In the particular case of my home country Poland – I cannot imagine having a child in a country in which she or he could be treated as someone „not equal”, „not normal” just because of the way she or he was born. I cannot imagine how hard it must be to grow up in this country, surrounded by a cis-normative patriarchal culture, which by no means feels like a place for you to belong.
„I ask myself: what is this country in which one must die to be happy?”
To be anything but heteronormative in my country is unfathomable. How immensely hard must it be for a teenager to find their place in a hostile environment, with no sexual education at school, no family support and bullying by peers and society.

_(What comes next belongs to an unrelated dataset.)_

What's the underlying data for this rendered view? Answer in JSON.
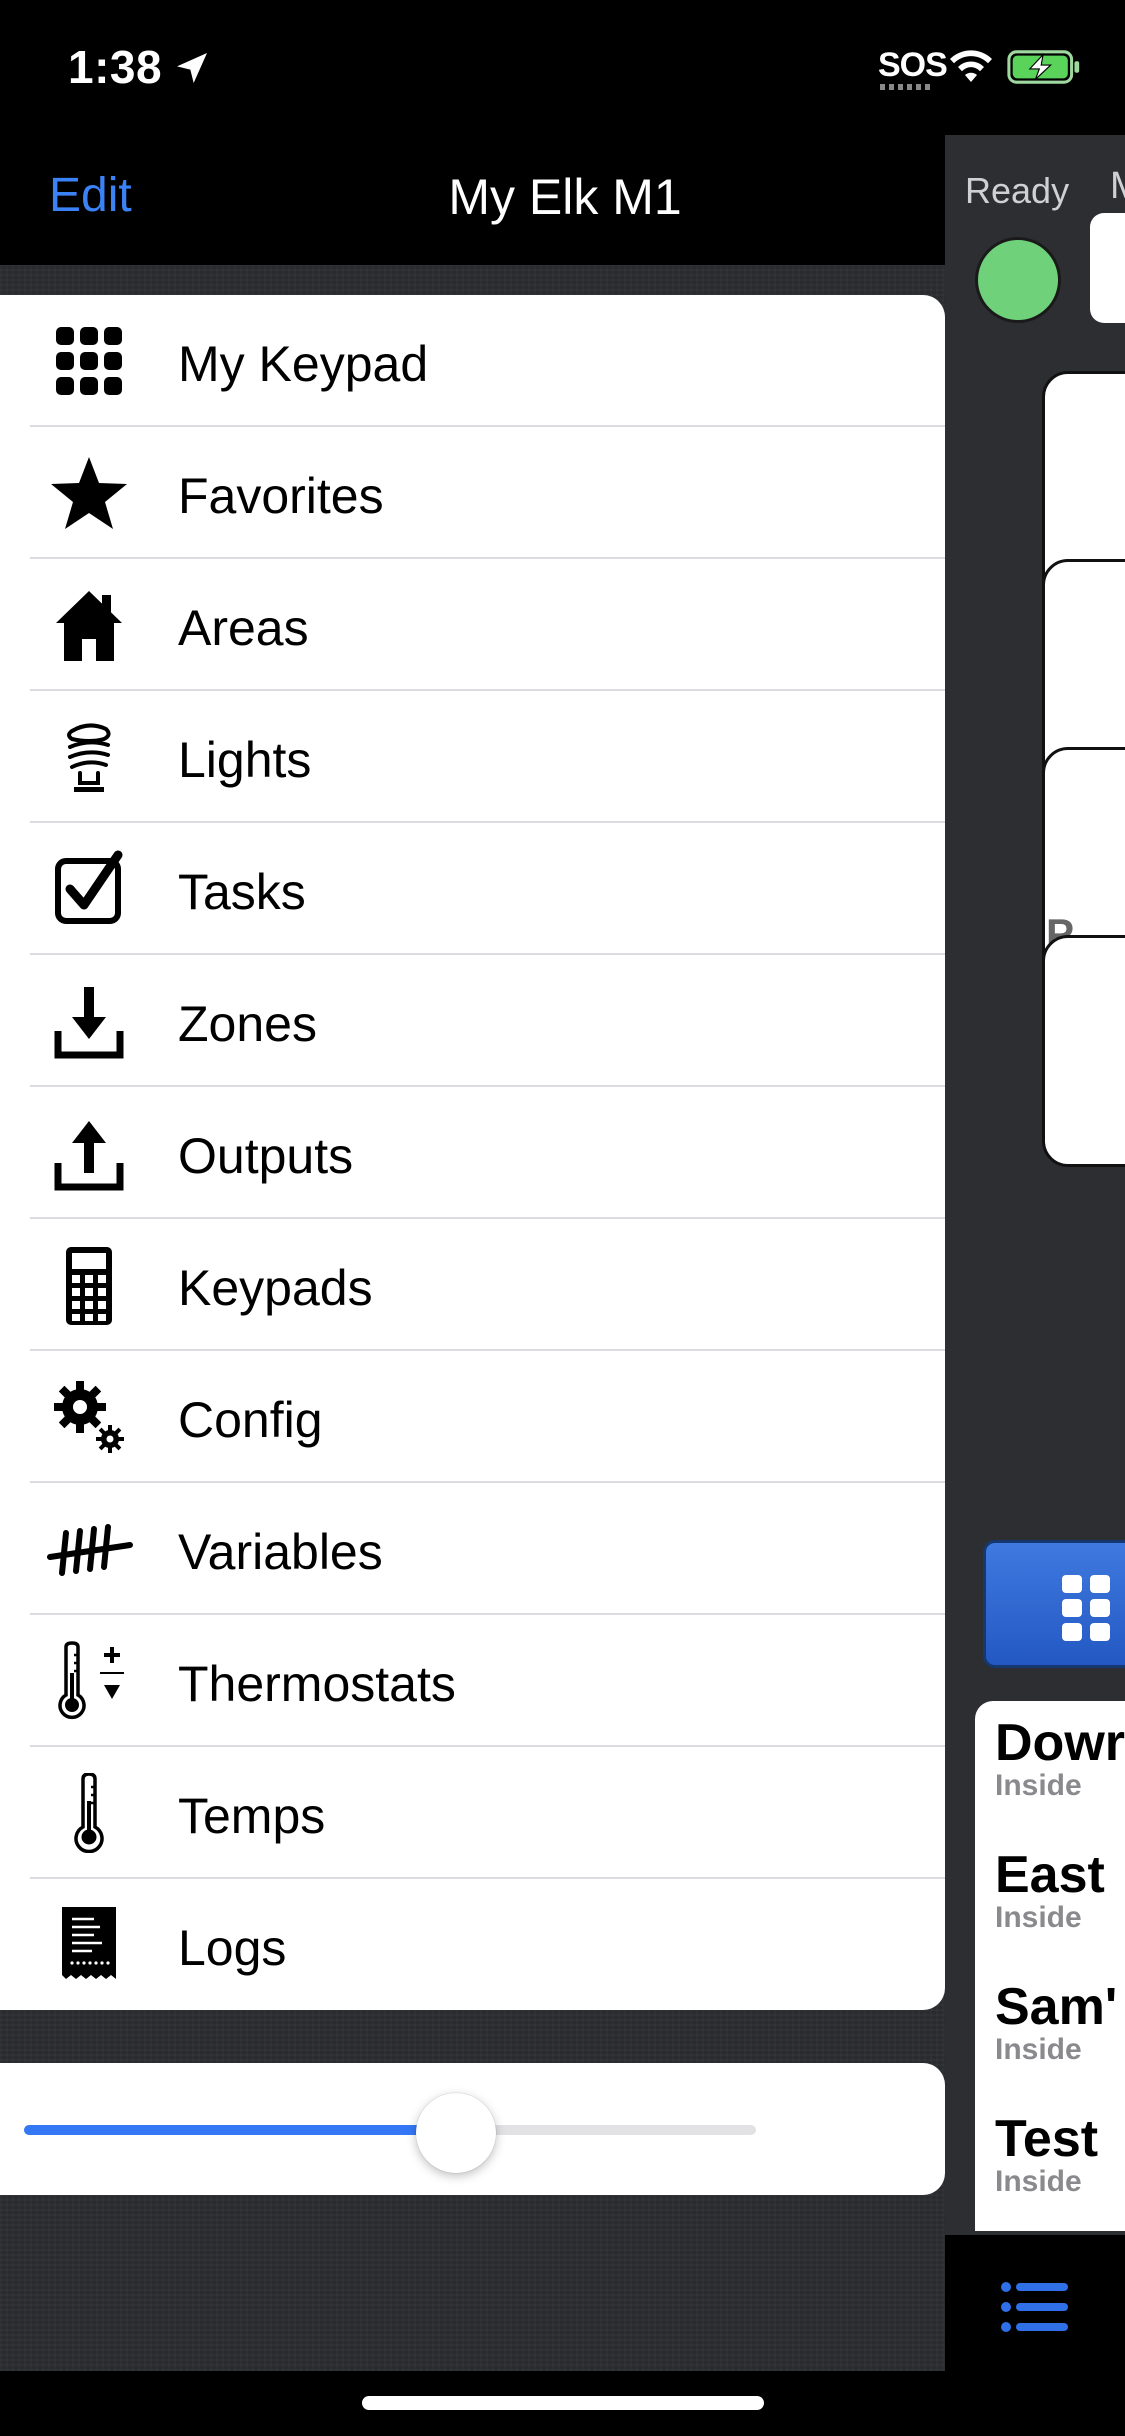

I’ve recently read an interview with the mother of Michal, who was a successful model – and gay. He dealt with bullying and persecutions since junior high school. Rather than stop the bullying, priests at the Catholic school he attended suggested that maybe his mother should talk to him, suggesting that there was something wrong with him not the bullies.
Michal committed suicide.
„I ask myself: what is this country in which one must die to be happy?” Michal’s mother said.
Ignoring the lessons from history
It feels like we have learned nothing from history – the Second World War, which ravaged Poland deeply. Left with scars, which I thought would never be forgotten, yet the same discriminatory rhetoric remains. Only last year, municipalities across Poland stated they were ‘free of LGBTI ideology’ and announced their openly anti-queer stance.
Historical comparisons are always difficult and necessarily inadequate. Yet, I cannot help to notice parallels. There already were „special zones”, and, later, ghettos in Poland before. Let me be clear: I do not compare situations to the horrors of the Second World War lightly. But it’s not just me who is afraid, the Veterans of the Warsaw Uprising 1944 spoke on the situation in similar vein: “We will not be indifferent to the dehumanization of a minority, reminiscent of the worst times in which we lived. We believe that we have a duty to speak out in defense of the weaker people.”
They quoted Marian Turski, a former prisoner of Auschwitz: „Don’t be indifferent when any minority is discriminated against. – We will not”.
The Polish presidential elections
Poland just had national elections. The first round of elections took place on 28th of June. And the results frighten me, as many young people voted for the Confederation (Konfederacja) party, which spreads nationalist statements, diminishing women and sexual minorities. Some people claim to be convinced by their economic programme.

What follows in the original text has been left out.